The elder Radwanska is by far the strongest player on the court, and from the beginning she’s playing with an intensity and purpose which makes it clear how much she wants to win, having already been knocked out of the singles. She’s unrecognizable as the listless, cranky player I saw in Eastbourne a few weeks ago, ripping outright winners from the baseline—yes, really—and bailing her little sister out of trouble when she struggles with her serve. The Radwanskas eschew the customary handslap after every point whether won or lost, preferring to stay on their own side of the court and mutter darkly to each other, unlike the Slovaks, who put their heads together and giggle. Poland runs away with the match, 6-2, 6-1, but the Slovaks never stop supporting their players until the last point. It’s like a Fed Cup match, except that it’s part of a greater event which is, in itself, part of something greater.
Perhaps this is the strange tension which leaves the experience of the event as fundamentally uneasy. The specialness of Wimbledon, the fact that there is no other tournament like it, means that its brief absorption into the Olympics mothership inevitably occasions a sense of loss, its idiosyncracies and sharp edges flattened beneath the friendly face of globalization. On the other hand, the experience is undoubtedly more inclusive, more democratic, without Wimbledon’s exclusivity.
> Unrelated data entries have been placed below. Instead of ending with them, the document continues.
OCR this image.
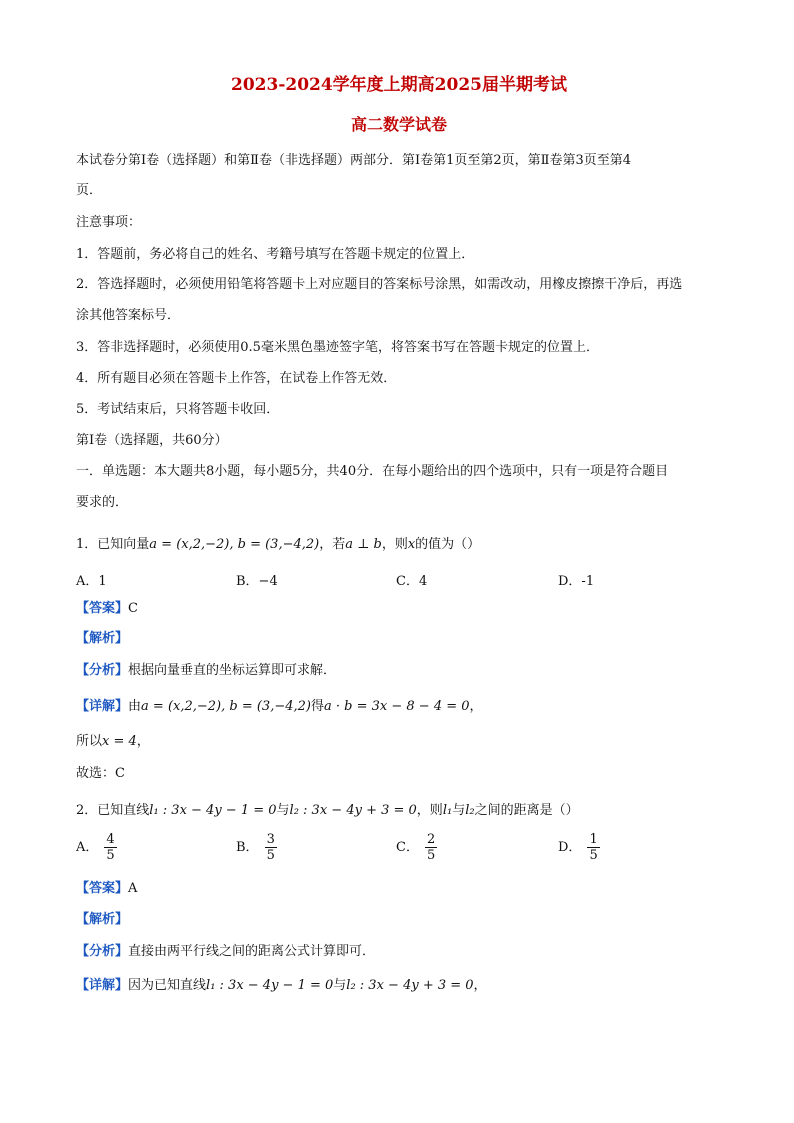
2023-2024学年度上期高2025届半期考试
高二数学试卷
本试卷分第Ⅰ卷（选择题）和第Ⅱ卷（非选择题）两部分．第Ⅰ卷第1页至第2页，第Ⅱ卷第3页至第4
页．
注意事项：
1．答题前，务必将自己的姓名、考籍号填写在答题卡规定的位置上．
2．答选择题时，必须使用铅笔将答题卡上对应题目的答案标号涂黑，如需改动，用橡皮擦擦干净后，再选
涂其他答案标号．
3．答非选择题时，必须使用0.5毫米黑色墨迹签字笔，将答案书写在答题卡规定的位置上．
4．所有题目必须在答题卡上作答，在试卷上作答无效．
5．考试结束后，只将答题卡收回．
第Ⅰ卷（选择题，共60分）
一．单选题：本大题共8小题，每小题5分，共40分．在每小题给出的四个选项中，只有一项是符合题目
要求的．
1．已知向量a = (x,2,−2), b = (3,−4,2)，若a ⊥ b，则x的值为（）
A．1	B．−4	C．4	D．-1
【答案】C
【解析】
【分析】根据向量垂直的坐标运算即可求解．
【详解】由a = (x,2,−2), b = (3,−4,2)得a · b = 3x − 8 − 4 = 0，
所以x = 4，
故选：C
2．已知直线l₁ : 3x − 4y − 1 = 0与l₂ : 3x − 4y + 3 = 0，则l₁与l₂之间的距离是（）
A． $\frac{4}{5}$	B． $\frac{3}{5}$	C． $\frac{2}{5}$	D． $\frac{1}{5}$
【答案】A
【解析】
【分析】直接由两平行线之间的距离公式计算即可．
【详解】因为已知直线l₁ : 3x − 4y − 1 = 0与l₂ : 3x − 4y + 3 = 0，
If Olympics tennis inspires—as the London 2012 motto runs—to ‘inspire a generation’, perhaps its potential to succeed in that respect outweighs other considerations in regard to the sport’s place in the Games and the Games’ place at Wimbledon. ‘Olympic Wimbledon’ sometimes creaks under the weight of attempting to satisfy so many different demands, but ultimately it’s a once-in-a-lifetime fusion of the hermetically-sealed cultural enclosures of the All England Club and a larger, more colorful, noisier world.
Hannah Wilks is based in England and a frequent contributor to TENNIS.com.